The CEO of Strava promises to work with the US military and Government to better keep sensitive data secure. The company's fitness app generated a publicly accessible heat map of user activity that could be readily correlated with the location of sensitive US bases. Even anonymized and aggregated data can yield interesting intelligence.
An opinion piece in Technology Review argues that when it comes to user privacy, you're probably on your own. A report in the Guardian seconds that conclusion, noting that Strava isn't the only app tracking you: you're just a tap away from giving yourself away.
Hackers thought to be associated with Iran have been phishing Israeli nuclear scientists. The bait consists of links to bogus British news sites.

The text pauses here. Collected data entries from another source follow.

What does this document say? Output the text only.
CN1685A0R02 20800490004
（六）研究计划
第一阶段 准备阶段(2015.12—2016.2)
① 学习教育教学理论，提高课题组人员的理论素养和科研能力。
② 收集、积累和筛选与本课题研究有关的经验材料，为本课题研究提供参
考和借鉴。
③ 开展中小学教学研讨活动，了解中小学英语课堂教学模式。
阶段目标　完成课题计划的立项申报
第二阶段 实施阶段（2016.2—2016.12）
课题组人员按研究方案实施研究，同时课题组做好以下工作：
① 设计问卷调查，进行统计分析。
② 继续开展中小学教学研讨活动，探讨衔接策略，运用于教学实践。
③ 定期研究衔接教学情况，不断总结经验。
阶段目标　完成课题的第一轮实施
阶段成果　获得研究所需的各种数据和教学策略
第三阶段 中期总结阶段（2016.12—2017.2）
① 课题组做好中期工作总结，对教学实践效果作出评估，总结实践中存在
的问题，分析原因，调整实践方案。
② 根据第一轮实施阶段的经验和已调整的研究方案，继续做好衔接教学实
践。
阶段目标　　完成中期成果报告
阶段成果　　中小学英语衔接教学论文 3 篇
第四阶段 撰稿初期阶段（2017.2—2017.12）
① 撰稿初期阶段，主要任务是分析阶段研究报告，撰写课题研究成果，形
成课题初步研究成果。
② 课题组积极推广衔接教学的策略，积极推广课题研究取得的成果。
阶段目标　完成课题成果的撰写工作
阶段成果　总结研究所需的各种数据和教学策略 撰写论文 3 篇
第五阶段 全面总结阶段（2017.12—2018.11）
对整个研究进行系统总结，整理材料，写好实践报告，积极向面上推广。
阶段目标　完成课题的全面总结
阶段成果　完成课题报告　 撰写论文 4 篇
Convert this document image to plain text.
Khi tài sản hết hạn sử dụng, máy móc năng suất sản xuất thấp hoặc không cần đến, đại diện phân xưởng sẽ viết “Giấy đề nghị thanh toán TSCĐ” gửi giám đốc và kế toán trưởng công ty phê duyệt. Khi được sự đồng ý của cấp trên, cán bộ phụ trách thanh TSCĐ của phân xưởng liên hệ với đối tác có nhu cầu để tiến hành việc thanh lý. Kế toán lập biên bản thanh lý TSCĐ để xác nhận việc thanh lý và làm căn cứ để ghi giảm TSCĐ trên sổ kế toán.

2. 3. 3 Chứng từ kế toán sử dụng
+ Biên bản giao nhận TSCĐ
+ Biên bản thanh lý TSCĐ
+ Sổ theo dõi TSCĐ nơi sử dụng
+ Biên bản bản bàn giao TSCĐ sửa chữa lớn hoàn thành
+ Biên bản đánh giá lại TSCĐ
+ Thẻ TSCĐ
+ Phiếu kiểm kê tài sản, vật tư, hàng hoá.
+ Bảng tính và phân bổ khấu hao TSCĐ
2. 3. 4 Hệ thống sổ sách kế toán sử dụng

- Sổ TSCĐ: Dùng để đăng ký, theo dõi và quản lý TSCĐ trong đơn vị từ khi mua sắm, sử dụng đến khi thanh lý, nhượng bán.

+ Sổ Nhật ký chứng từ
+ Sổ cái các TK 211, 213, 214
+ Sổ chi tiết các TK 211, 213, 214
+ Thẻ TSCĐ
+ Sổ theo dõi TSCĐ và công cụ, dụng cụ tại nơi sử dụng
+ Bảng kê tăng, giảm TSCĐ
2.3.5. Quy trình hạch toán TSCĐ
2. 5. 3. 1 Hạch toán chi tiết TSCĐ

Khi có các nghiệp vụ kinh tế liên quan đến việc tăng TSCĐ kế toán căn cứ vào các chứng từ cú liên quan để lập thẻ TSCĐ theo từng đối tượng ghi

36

Phishing in the interest of state security can be done cheaply and without much skill. The University of Toronto's Citizen Lab has a report on a campaign directed against "members of the Tibetan community." For just a thousand dollars the phishers successfully spied for nineteen months.
Observers note that the large denial-of-service campaign against financial institutions in the Netherlands came shortly after stories broke about Dutch intelligence services having hacked into Russia's Cozy Bear.
Cisco has patched serious vulnerabilities in its VPN offerings. Users are advised to apply the patches as soon as possible.
In cryptocurrency news, South Korean authorities report $600 million in fraud, but will permit trading to continue. And the US Securities and Exchange Commission last week alleged fraud and shut down AriseBank's initial coin offering.